In /etc/sysctl.conf, set net.ipv4.ip_forward to 1.

/etc/sysctl.conf
net.ipv4.ip_forward=1

Allow Masquerading

This allows packets intended to be forwarded from the internal network to the Internet to be re-tagged with the egress point external IP address.

The following firewall rules are needed:

echo 1 > /proc/sys/net/ipv4/ip_forward
iptables -t nat -A POSTROUTING -o eth0 -j MASQUERADE
iptables -A FORWARD -i eth0 -o tun0 -m state --state ESTABLISHED,RELATED -j ACCEPT
iptables -A FORWARD -i tun0 -o eth0 -j ACCEPT
iptables -A FORWARD -j LOG
iptables -A FORWARD -j DROP

NOTE:

  • eth0 is the egress interface.
  • tun0 is the internal interface.
  • The first rule causes traffic outbound on the egress interface to be masqueraded (NAT).
  • The second rule causes inbound traffic going from the egress interface to the internal interface to be accepted if it’s part of an established or related connection (i.e, packets coming back).
  • The third rule causes packets destined to be forwarded from the internal interface to the egress interface to be accepted.
  • The last two rules log anything else and drop them.

OpenVPN Server Configuration

The OpenVPN Server needs to be told what routes should be directed into the tun adapter.

In /etc/config/openvpn, add the following;

/etc/config/openvpn
list route '123.123.123.123 255.255.255.255'
list route '234.234.234.234 255.255.255.255'

NOTE: When OpenVPN is restarted, it will automatically put the correct entries in your router’s routing table to direct traffic to those IPs out your tun adapter.


OpenVPN Client Configuration (on server)

If OpenVPN receives traffic on the tun adapter for those IPs, it doesn’t know which connected client should receive the packets and so it drops them.

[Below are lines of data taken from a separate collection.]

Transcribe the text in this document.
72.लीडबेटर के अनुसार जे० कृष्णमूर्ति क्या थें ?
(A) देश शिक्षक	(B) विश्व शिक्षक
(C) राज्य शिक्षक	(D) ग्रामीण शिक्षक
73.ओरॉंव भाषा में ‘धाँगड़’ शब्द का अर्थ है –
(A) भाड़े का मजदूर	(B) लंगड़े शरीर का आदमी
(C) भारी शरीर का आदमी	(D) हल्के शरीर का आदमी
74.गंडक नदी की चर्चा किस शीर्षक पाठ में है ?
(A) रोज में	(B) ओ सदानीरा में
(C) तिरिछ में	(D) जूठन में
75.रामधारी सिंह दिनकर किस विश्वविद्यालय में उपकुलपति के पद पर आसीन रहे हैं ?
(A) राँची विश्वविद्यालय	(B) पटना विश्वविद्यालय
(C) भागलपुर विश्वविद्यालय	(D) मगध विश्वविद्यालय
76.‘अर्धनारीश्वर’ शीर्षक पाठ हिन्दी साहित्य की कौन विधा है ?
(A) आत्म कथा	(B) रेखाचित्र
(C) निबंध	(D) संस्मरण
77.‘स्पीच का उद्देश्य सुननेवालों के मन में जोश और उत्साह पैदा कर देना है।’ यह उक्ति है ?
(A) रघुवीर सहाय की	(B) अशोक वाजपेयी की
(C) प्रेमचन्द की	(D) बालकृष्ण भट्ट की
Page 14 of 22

You will also need iroutes for those networks in the client configuration directives for your client.

/etc/config/openvpn
iroute 123.123.123.123 255.255.255.255
iroute 234.234.234.234 255.255.255.255

NOTE: Restart OpenVPN and connect to it.


Testing

Check that you can ping one of the routes you’ve added.

ping 123.123.123.123

NOTE: If the ping works:

  • This tells you that packets are hitting your server (which could be the router), being redirected into OpenVPN.
  • OpenVPN is passing them down the tunnel and they’re breaking out at the tun interface on your client.
    • If you don’t see the packets landing on the tun interface:
      • Check your firewall log on the client and make sure your firewall rules are fine.
      • Check the logs on your server (router).

If the ping fails:

  • Check that the traffic is actually getting routed.
  • Examine the routing table on the server (which could be the router) and see if the route is listed.
    • Assuming it is, on your client end, run the following:
      tcpdump -i tun0
  • If packets are being dropped, examine /tmp/openvpn.status and make sure that the route is listed in the OpenVPN routing table.